Wieder hat mich jeder Verlassen. Nicht ich habe sie verlassen, sondern sie mich. Wie meine Eltern. Doch sie hatten einen Grund, den ich gerade nicht finde. Oder habe ich ihn vergessen? Wie auch immer. Sie taten es dennoch, da macht es keinen Sinn, ob sie einen Grund hatten oder nicht.

Ich ging ins Bad, stützte die Hände am Waschbecken ab und sah mich an. Man, was für ein elendiger Haufen bin ich geworden? Wie konnte es nur so weit kommen? Ich sah eine Spitzklinge auf dem Waschbecken liegen. Lag sie schon immer dort? Ich war mir sicher, ich hatte sie wegeräumt. Oder hatte sie Jay wieder rausgekramt?

"Jay??! Warum liegt die Klinge am Waschbecken? Was hast du VERDAMMT NOCHMAL GETAN?!"

Ich schrie nach ihm. Bekam keine Antwort und wurde wütend. Wieso ignorierte er mich jetzt? Ich hörte die Haustür sich schließen und rannte nach unten. Er ist jetzt nicht ernsthaft raus?

"JAY!! Wie kannst du es wagen das Haus zu-"

"Alex? Ist alles in Ordnung mit dir?"

Seine Mutter stand vor mir. Sah mich erschrocken an, da ich sie mit seinem Namen angeschrien hatte.

"I-ich wollte das nicht. Ich we-eiß auch nicht, was in mich gefahren ist."

Sie kam auf mich zu und nahm mich plötzlich in den Arm und ich konnte nicht anders, als zu weinen. Ich heulte mir die Seele aus dem Leib, wie ich es seit Jahren nicht mehr tat und ich hatte mich noch nie so geborgen und wohl gefühlt, wie in ihren Armen. Wie die Arme meiner Mutter. Wie sie mich damals in den Arm nahm und wir stundenlang auf der Couch saßen und kuschelten. Wie damals fühlte es sich an. Und das schien sie zu merken, denn sie drückte mich fester an sie und strich mir sanft über den Rücken, während ich weiterhin weinte.

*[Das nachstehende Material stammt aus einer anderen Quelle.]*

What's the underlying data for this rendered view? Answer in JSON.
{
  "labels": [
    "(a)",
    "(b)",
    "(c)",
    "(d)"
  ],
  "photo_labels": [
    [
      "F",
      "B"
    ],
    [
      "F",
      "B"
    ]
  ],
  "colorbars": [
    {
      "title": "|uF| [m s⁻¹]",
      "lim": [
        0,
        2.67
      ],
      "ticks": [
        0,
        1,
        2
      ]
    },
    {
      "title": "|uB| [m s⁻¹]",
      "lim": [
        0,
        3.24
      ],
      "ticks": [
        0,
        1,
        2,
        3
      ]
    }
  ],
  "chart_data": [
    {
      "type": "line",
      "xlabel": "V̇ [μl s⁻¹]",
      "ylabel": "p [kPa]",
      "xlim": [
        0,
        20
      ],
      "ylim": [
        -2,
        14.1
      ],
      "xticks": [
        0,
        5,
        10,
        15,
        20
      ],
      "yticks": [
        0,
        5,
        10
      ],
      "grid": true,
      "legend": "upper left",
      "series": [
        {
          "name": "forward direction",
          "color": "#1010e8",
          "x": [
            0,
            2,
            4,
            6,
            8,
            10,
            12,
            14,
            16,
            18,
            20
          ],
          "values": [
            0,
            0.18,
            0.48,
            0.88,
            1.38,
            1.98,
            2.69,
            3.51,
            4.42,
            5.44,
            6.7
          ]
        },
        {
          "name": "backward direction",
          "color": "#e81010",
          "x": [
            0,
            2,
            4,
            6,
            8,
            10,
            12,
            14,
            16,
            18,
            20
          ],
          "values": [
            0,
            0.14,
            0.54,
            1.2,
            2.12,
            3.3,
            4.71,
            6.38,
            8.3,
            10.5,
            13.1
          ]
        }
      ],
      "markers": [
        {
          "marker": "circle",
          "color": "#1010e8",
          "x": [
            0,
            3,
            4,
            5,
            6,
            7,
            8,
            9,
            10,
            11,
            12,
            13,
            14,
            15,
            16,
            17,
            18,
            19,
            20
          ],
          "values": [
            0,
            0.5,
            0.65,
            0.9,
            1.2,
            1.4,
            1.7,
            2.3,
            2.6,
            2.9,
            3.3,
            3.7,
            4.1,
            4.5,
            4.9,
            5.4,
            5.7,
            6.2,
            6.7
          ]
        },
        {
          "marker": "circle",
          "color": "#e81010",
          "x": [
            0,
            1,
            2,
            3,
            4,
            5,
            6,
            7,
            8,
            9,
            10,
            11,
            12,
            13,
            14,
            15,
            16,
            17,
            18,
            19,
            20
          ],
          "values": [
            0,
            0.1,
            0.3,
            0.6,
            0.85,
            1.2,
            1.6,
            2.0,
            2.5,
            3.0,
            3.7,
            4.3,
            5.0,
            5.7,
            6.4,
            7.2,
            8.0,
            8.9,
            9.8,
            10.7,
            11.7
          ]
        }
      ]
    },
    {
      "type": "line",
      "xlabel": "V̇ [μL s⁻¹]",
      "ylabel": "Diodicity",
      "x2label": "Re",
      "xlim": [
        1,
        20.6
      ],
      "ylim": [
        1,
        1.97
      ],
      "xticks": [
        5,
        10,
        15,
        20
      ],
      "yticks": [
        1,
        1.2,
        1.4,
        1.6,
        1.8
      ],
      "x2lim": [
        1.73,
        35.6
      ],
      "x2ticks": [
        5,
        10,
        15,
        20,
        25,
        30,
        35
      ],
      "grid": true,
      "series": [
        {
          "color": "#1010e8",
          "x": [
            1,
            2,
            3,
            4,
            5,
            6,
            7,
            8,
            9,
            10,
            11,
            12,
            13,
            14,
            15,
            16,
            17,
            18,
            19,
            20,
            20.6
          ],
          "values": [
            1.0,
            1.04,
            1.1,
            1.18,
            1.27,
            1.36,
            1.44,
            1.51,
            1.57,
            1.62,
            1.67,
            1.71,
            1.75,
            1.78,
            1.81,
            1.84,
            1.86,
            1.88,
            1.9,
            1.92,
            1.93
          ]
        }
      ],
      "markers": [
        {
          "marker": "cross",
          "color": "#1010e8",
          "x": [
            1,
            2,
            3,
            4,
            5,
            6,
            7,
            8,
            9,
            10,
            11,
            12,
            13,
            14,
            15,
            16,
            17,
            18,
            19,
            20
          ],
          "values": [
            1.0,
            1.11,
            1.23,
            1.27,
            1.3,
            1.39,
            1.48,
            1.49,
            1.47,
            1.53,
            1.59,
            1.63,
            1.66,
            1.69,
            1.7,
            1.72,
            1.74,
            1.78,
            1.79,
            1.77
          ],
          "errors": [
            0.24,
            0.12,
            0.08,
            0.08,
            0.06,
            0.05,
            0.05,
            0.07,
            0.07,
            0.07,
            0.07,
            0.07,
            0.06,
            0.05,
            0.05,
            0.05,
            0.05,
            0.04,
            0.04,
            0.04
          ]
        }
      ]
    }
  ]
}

"Wir bekommen das hin. Wir sind für dich da. Jay hatte es zu deinem Schutz getan, doch ich wusste, dass es für dich keinen Unterschied machen würde. Du würdest trotzdem mit ihm von uns gehen."

Nun fing sie an zu weinen. Und so standen wir noch Minuten, in denen wir uns Umarmten und weinten, denn das brauchten wir beide. Und sie hatte verdammt Recht. Ich würde ihn nicht allein zu den Toten gehen lassen. Ich würde mit ihm kommen. Ob Himmel oder Hölle, ich war da.